Key Question Answered

Who is actually buying AI data centers in 2026, and why has private capital become so central to the buildout?

The buyer base has consolidated into three overlapping categories. Hyperscalers themselves, Amazon, Microsoft, Google, Meta, and Oracle, are spending a combined 602 to 700 billion dollars in 2026 capital expenditure, with roughly 75% directed at AI infrastructure. Private equity and infrastructure funds, led by firms like Blackstone with more than 150 billion dollars already deployed, have become the second major buyer category, raising a record 221 billion dollars in 2025 alone. The third category, sovereign wealth funds and strategic co-investors, joined the largest deals directly, illustrated by the 40 billion dollar Aligned Data Centers acquisition backed by a consortium spanning MGX, Microsoft, xAI, Nvidia, Temasek, the Kuwait Investment Authority, and BlackRock simultaneously.

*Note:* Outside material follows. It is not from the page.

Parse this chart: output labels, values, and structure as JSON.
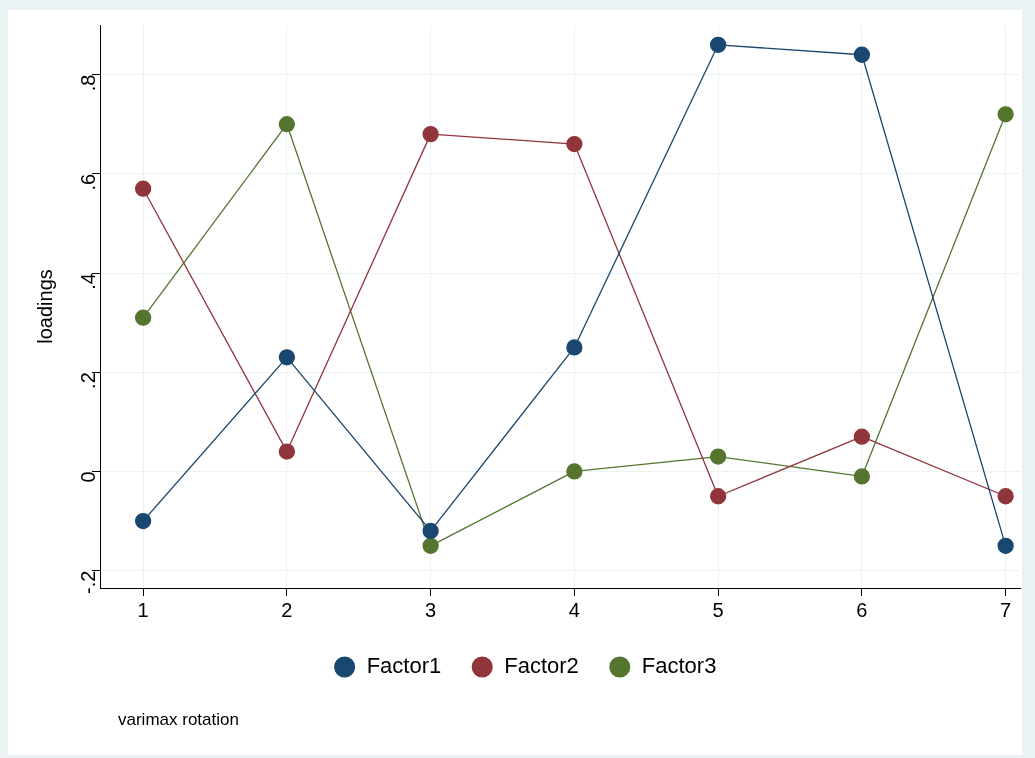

Private capital has become central because hyperscaler capital expenditure, however large, is not growing fast enough on its own balance sheet to fund the full scale of the buildout, and because off-balance-sheet structures, special purpose vehicles backed by private credit, let hyperscalers convert what would otherwise be capital expenditure into operating lease expense while keeping the debt off their own corporate books. The power generation side of the buildout has followed a parallel logic, with direct asset ownership, illustrated by Google’s Intersect Power acquisition, increasingly replacing simple purchase agreements as hyperscalers seek guaranteed control over an increasingly scarce physical resource.

The Takeaway

The AI data center investment story in 2026 is no longer primarily a story about how much money big tech companies are spending on their own balance sheets. It is a story about the emergence of an entirely new asset class, one that has pulled in sovereign wealth funds, private equity giants, chipmakers, and traditional infrastructure investors simultaneously, all co-investing in the same physical facilities.

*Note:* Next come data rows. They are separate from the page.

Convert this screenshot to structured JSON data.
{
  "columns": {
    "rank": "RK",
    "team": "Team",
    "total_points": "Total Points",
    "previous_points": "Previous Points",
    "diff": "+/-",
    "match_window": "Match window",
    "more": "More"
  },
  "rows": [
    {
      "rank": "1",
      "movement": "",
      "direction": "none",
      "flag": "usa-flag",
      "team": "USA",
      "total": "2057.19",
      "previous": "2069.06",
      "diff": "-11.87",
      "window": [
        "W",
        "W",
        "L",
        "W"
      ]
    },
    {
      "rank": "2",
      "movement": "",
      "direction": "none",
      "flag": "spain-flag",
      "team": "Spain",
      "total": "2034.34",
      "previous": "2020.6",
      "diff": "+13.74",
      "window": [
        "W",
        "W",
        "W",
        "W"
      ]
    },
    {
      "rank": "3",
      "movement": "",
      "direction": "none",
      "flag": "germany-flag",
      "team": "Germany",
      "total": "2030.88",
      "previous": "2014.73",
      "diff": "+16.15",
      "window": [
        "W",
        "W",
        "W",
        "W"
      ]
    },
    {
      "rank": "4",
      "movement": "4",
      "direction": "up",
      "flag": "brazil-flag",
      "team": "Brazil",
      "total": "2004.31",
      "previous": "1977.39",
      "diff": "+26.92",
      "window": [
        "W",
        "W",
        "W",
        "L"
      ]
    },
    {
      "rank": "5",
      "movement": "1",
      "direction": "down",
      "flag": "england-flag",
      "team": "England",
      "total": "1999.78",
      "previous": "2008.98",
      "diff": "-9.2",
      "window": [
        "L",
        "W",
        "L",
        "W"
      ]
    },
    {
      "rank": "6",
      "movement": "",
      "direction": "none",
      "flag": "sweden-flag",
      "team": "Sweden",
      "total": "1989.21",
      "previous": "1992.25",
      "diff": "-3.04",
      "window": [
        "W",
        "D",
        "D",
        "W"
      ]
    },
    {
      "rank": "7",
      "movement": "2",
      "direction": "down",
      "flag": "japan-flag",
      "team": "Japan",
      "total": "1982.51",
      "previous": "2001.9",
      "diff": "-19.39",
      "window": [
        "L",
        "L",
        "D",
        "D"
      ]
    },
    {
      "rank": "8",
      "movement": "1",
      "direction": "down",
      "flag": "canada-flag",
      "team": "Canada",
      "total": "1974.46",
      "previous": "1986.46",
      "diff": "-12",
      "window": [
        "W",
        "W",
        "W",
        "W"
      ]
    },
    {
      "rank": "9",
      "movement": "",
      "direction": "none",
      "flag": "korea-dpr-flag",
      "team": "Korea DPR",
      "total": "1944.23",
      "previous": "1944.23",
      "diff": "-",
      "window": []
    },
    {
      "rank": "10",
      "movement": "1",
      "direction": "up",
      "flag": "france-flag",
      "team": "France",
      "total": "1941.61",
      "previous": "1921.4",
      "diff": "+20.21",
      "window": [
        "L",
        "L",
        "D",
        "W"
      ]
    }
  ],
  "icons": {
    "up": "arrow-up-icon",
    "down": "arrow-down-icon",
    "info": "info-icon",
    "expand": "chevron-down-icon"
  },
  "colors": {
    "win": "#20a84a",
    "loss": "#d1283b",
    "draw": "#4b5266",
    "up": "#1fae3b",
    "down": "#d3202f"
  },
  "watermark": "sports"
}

That convergence reflects genuine confidence in AI infrastructure as a durable, income-generating asset class, but it also concentrates a specific kind of risk. The financing structures being built today, asset-backed securities, private credit facilities, and consortium equity deals, are sized against capital expenditure projections that assume continued exponential AI demand growth, a bet that has not yet been tested through a full economic cycle or a meaningful AI demand slowdown.

For enterprises and investors watching this space, the practical signal worth tracking is not the next headline capital expenditure number. It is whether the private credit and asset-backed securities market can actually absorb the scale of financing this buildout requires, a gap Goldman Sachs itself has flagged as warranting close monitoring, and whether the ownership consortiums forming around individual mega-deals like Aligned Data Centers prove to be a stable long-term financing model or an early symptom of a market moving faster than its financing infrastructure can safely support.